Executive Summary

Mechanically laminated timber (MLT) is a broad category of wood-based engineered panelized products that includes nail laminated timber (NLT) and dowel laminated timber (DLT), which are both used in the Canadian construction market. There are currently no published product standards or engineering design provisions for MLT products. To address this gap, the development of a product standard (CSA O125, Mechanically laminated timber – Production and qualification specifications) was initiated along with corresponding design specifications that will ultimately be incorporated in CSA O86, Engineering design in wood [1].

To support the development of CSA O125, a testing program was proposed that included laminate material tests, full size NLT bending tests of three different panel arrangements in single and double span arrangements, and short-span bending tests of seven different configurations. The tests were executed at the University of Northern British Columbia in collaboration with the University of Alberta. The objective was to evaluate the feasibility and applicability of a mechanical procedure to determine the strength and stiffness related layup factors for custom NLT with butt joints for CSA O125. The program was also designed to verify the layup factors for prescriptive NLT that were adopted, based on research from Germany [2], during the CSA O125 drafting process, and to propose new layup factors based on the test results.

Material tests were undertaken on 2-by-6-inch (38 x 140 mm) and 2-by-8-inch (38 x 184 mm) lumber using a three-point bending test setup in accordance with ASTM D198-21, Standard test methods of static tests of lumber in structural sizes [3]. For both sizes, 30 randomly selected lumber pieces were tested in bending on edge at a test span of 18 times the laminate depth. Load-deformation data and failure loads were recorded, and characteristic values for bending stiffness and bending strength were determined based on ASTM D2915-17, Standard practice for sampling and data-analysis for structural wood and wood-based products [4].

Full-size NLT panels made from 2-by-6-inch (38 x 140 mm) and 2-by-8-inch (38 x 184 mm) lumber were tested in single- and double-span boundary conditions under two-point loads. The single-span tests were based on the third-point bending test in accordance with ASTM D198-21 [3], while the double-span tests were based on the proposed test setup in CSA O125. The panels were tested at spans of 18 times the panel thickness. Three different arrangements were tested with each configuration having five replicates. Load-displacement data and failure loads were recorded, and characteristic values for bending stiffness and bending strength were determined based on the proposed method in CSA O125. Bending strength and stiffness layup factors were derived from the characteristic values and material properties were obtained from the results of the material tests.

A total of 41 short-span bending tests were performed on seven different specimen arrangements. Specimens consisted of three to five laminations with a different number of butt joints within the specimens. Each configuration had between three and eight replicates. Specimens were tested at spans of six and ten times the specimen depth. Shear strength layup factors were derived from the characteristic values and material properties were obtained from the results of the material tests.

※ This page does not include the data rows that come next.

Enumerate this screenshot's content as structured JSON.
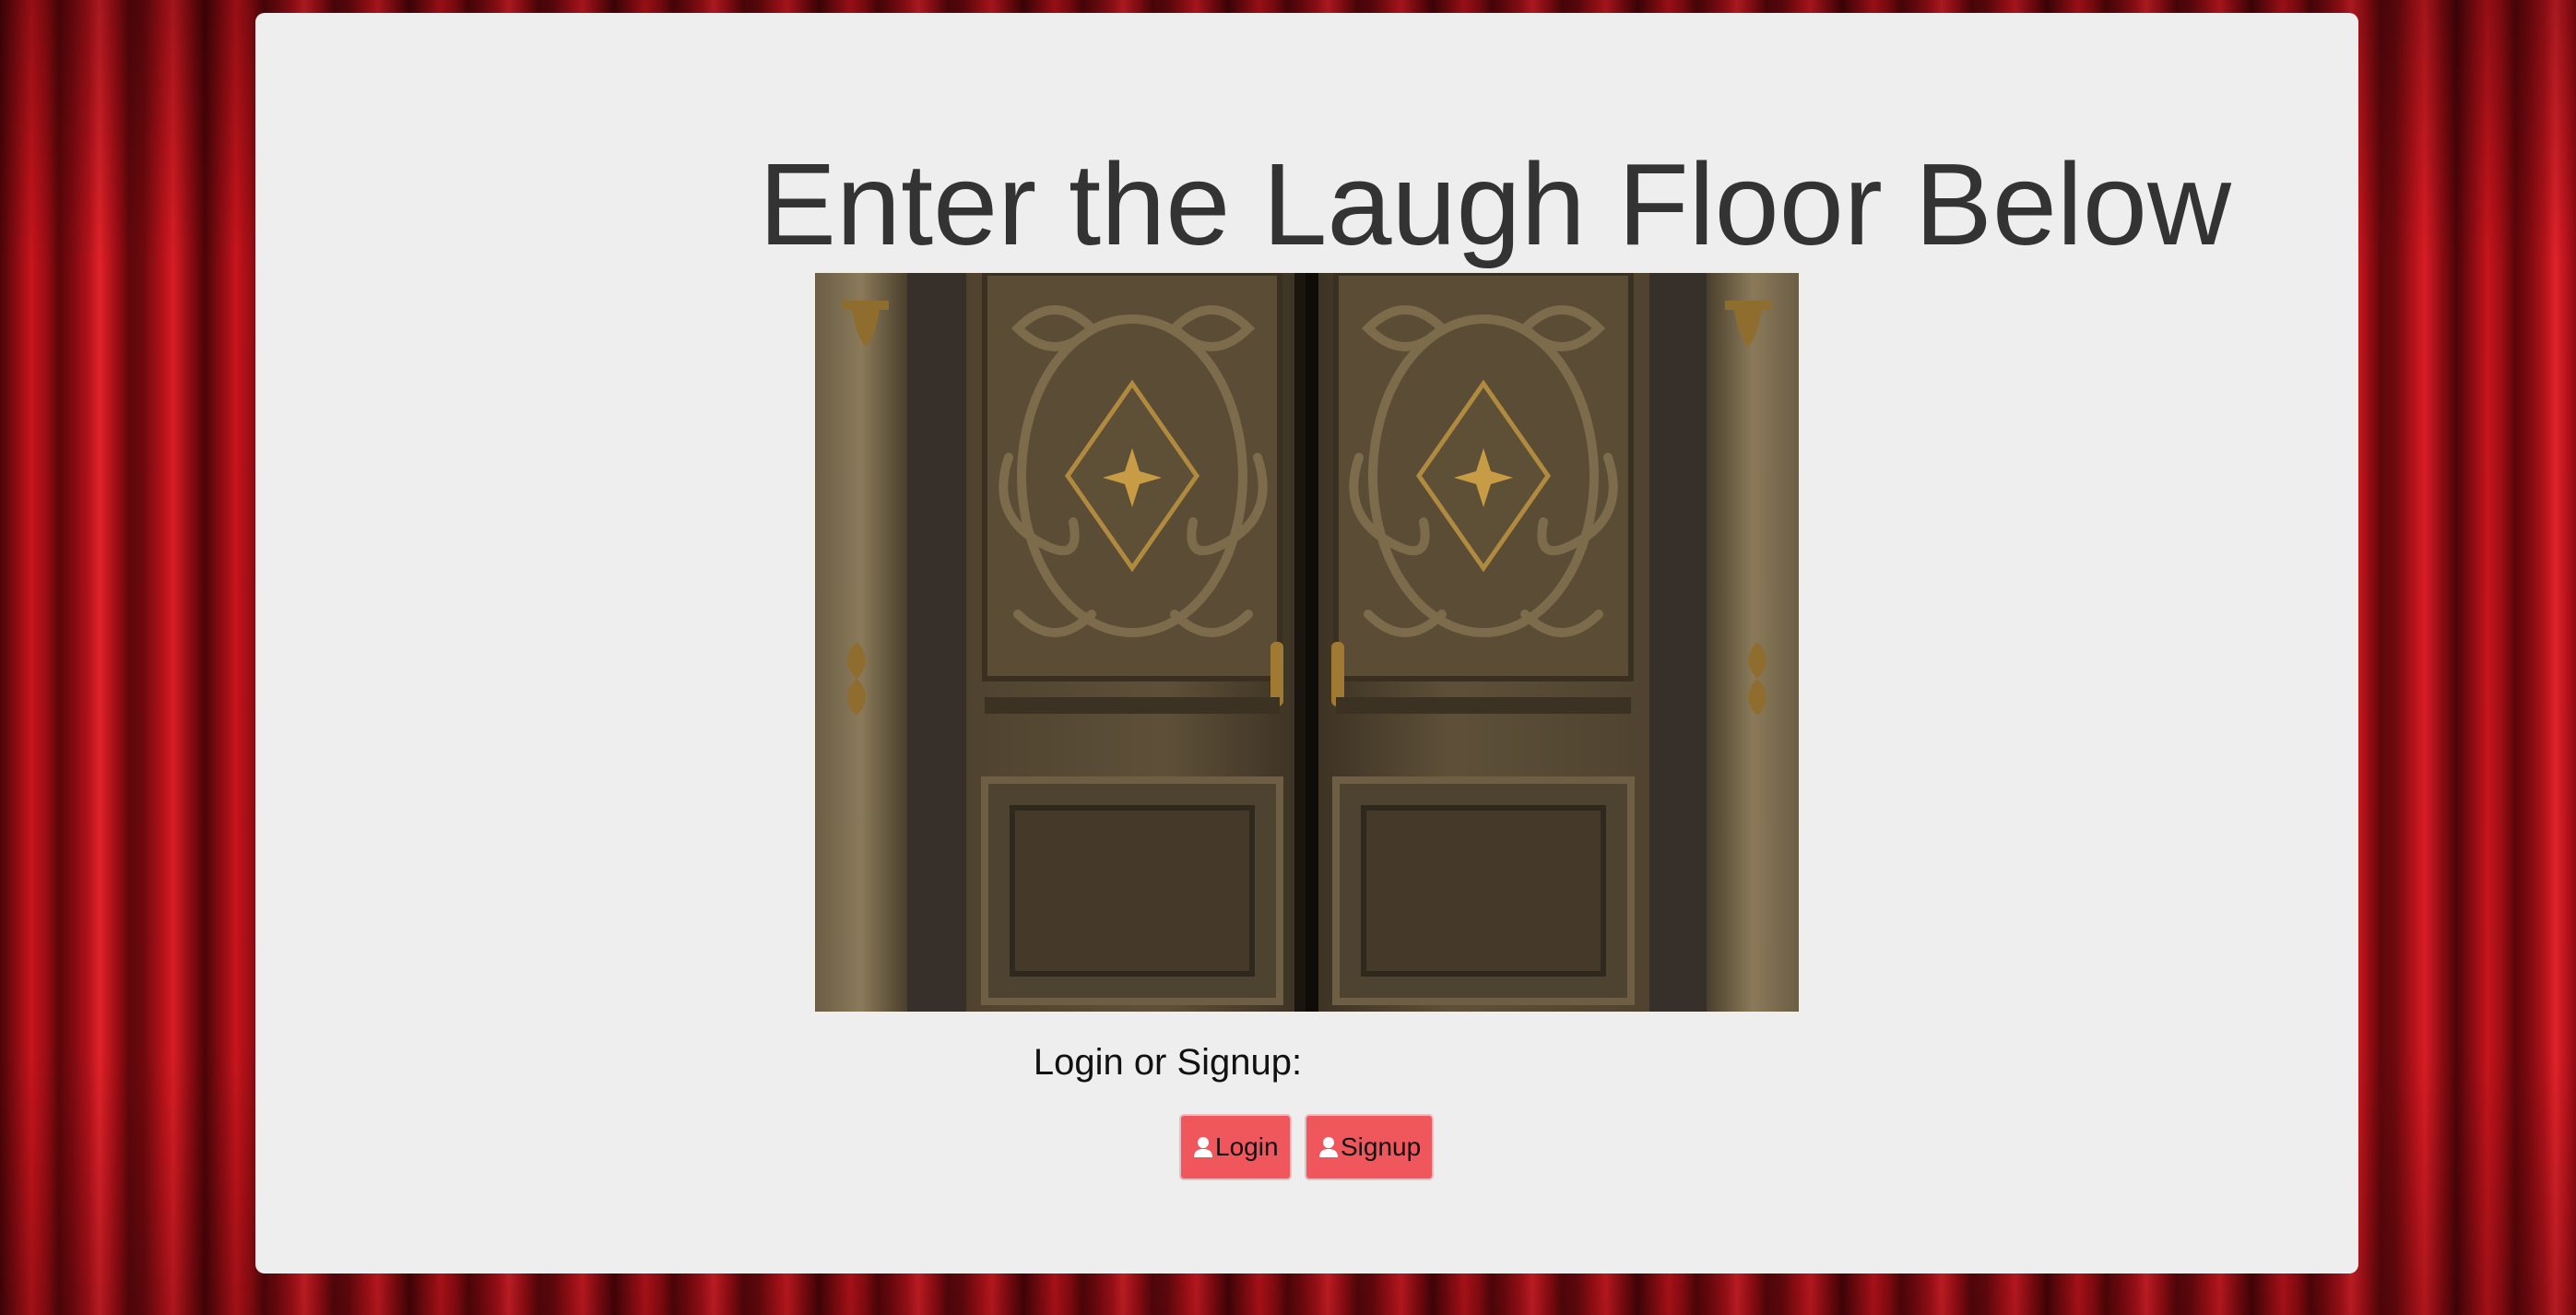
{
  "page": {
    "heading": "Enter the Laugh Floor Below",
    "prompt": "Login or Signup:"
  },
  "buttons": {
    "login_label": "Login",
    "signup_label": "Signup",
    "icon": "user-icon",
    "color": "#f0575d"
  },
  "image": {
    "subject": "wooden double doors",
    "alt": "Ornate wooden double doors"
  },
  "theme": {
    "background": "red theater curtain",
    "panel_color": "#eeeeee",
    "heading_color": "#333333"
  }
}
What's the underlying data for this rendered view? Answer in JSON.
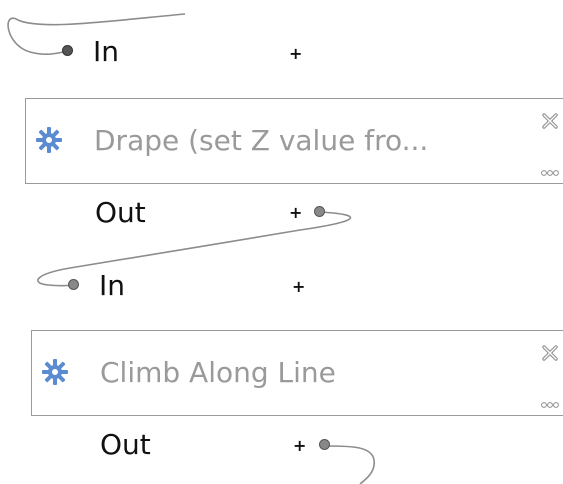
{
  "ports": {
    "in_label": "In",
    "out_label": "Out",
    "add_symbol": "+"
  },
  "algorithms": [
    {
      "title": "Drape (set Z value fro...",
      "icon": "gear-icon"
    },
    {
      "title": "Climb Along Line",
      "icon": "gear-icon"
    }
  ],
  "colors": {
    "box_border": "#9a9a9a",
    "title_text": "#9a9a9a",
    "gear": "#5b8bd0",
    "wire": "#8c8c8c",
    "port_dot": "#888888"
  }
}
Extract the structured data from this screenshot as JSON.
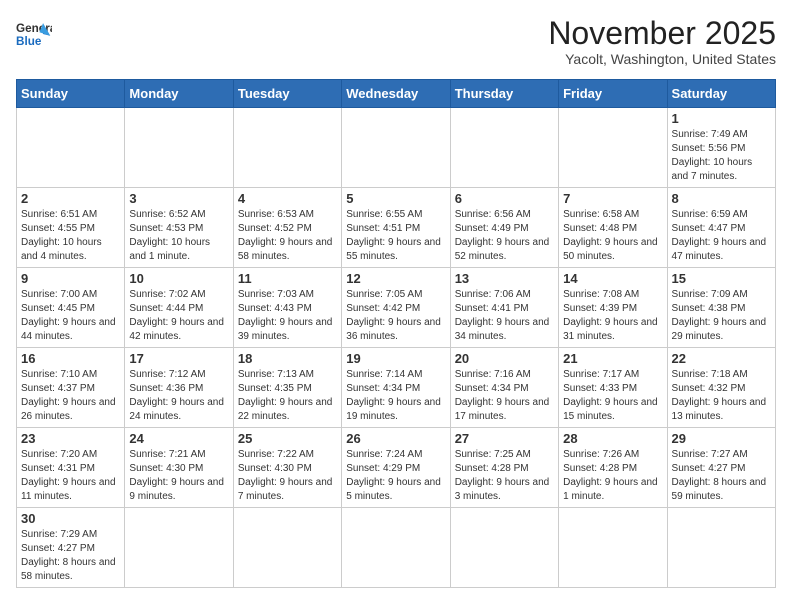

Results from the testing program showed that the double-span bending test setup proposed for CSA O125 is sufficient but could be replaced by a simpler single-span third-point bending test setup. Results also showed that the system effect reduces the negative impact of butt joints on the bending properties of NLT panels. The variation of the measured bending moment capacity and stiffness of NLT panels was much lower than that of lumber laminate, leading to higher characteristic values compared with the measured characteristic bending strength or the specified bending strength of lumber of the same grade. Finally, results showed that under simple support conditions and single-point load, the effect of butt joints on the shear capacity could not be determined in this testing program.